In this week’s issue, Rachel Rosenthal, Nicholas McGranahan, Charles Swanton and the TRACERx consortium explore the relationship between tumour evolution and the body’s immune system. Using RNA sequencing and estimates of the number of immune cells in tumours in 88 early-stage non-small-cell lung cancers, the researchers reveal how pressure from the immune microenvironment leads to selection for tumours that can readily evade the body’s defences. The results indicate that the immune microenvironment is highly variable between patients and even between different regions of the same tumour. The team suggests that tumour evolution is shaped by immunoediting that results in multiple distinct evolutionary routes to evade the immune response and that are associated with poorer clinical outcomes for patients after surgery. The cover shows a lung cancer with a diverse distribution of infiltrating immune CD8 T cells in the tumour microenvironment.

Living cells can aggregate and work collectively to perform tasks such as wound healing. Modular robotic systems have been designed to mimic these kinds of processes, but they usually require some degree of centralized control over the component parts or involve a complex design that limits scalability. In this week’s issue, Hod Lipson and his colleagues present ‘particle robots’, which consist of a number of individual units and could offer a different approach to biomimicking. The disc-shaped particles can expand and contract like a camera aperture, but cannot move independently. By loosely coupling the particles together using magnets, the researchers were able to show that an external stimulus, in this case light, can induce the particles to change their behaviour from individual oscillation to collective motion towards the stimulus. The team demonstrated the effect in a particle robot composed of 24 units and simulated it in systems of up to 100,000 components, indicating that the collective behaviour should be readily scalable. The simulation also revealed that the collective should still function even if one-fifth of the component particles malfunctioned.
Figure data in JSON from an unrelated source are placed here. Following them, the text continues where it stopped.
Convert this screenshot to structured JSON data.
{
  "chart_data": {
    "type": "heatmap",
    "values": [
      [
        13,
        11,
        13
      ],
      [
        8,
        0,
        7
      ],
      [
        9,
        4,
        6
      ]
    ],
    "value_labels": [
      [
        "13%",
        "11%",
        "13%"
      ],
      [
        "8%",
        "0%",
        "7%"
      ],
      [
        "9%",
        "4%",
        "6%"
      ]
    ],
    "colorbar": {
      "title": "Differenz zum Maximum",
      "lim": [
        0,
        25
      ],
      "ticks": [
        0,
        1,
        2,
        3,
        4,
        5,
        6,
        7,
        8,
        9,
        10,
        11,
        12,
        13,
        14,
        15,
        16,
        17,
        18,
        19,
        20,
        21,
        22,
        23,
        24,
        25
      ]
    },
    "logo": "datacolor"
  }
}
Machine learning and quantum computing have the potential to solve previously untenable problems. In machine learning, techniques such as pattern classification work well — for example, categorizing photographic images — but can run into problems when the structure of the data becomes too complex. The common approach of mapping such complex data to a high dimensional space where data points can be analysed on the basis of their most essential features requires a level of computing power that is difficult to attain using classical machines. In this week’s issue, Kristan Temme and his colleagues show that mapping the objects for classification to quantum state space for feature analysis could help to overcome this limitation. By running two quantum algorithms experimentally, the researchers show that harnessing the processing power of a quantum computer has the potential to offer a net advantage for machine learning involving large-scale classification tasks.

The potential benefits — and drawbacks — of cheating are revealed in this week’s issue in a study of the nesting strategies of a tropical cuckoo called the greater ani (Crotophaga major). The birds usually opt for cooperative breeding, in which two or more females and their mates share a nest. But if this first nest is destroyed, some of the females will switch tactic and become brood parasites, laying their eggs in another nest and then abandoning them to be cared for by others. Using data from 11 years of field work in Panama, Christina Riehl and Meghan Strong reveal that the fitness pay-offs for the two breeding strategies are roughly the same. Although those females that opted for parasitism laid more eggs, the fledgling survival rate was lower because parasitic eggs often failed to hatch. Females that always bred cooperatively laid fewer eggs, but their offspring had a higher survival rate. The results suggest that the two breeding behaviours have evolved as alternative tactics for evading nest predators.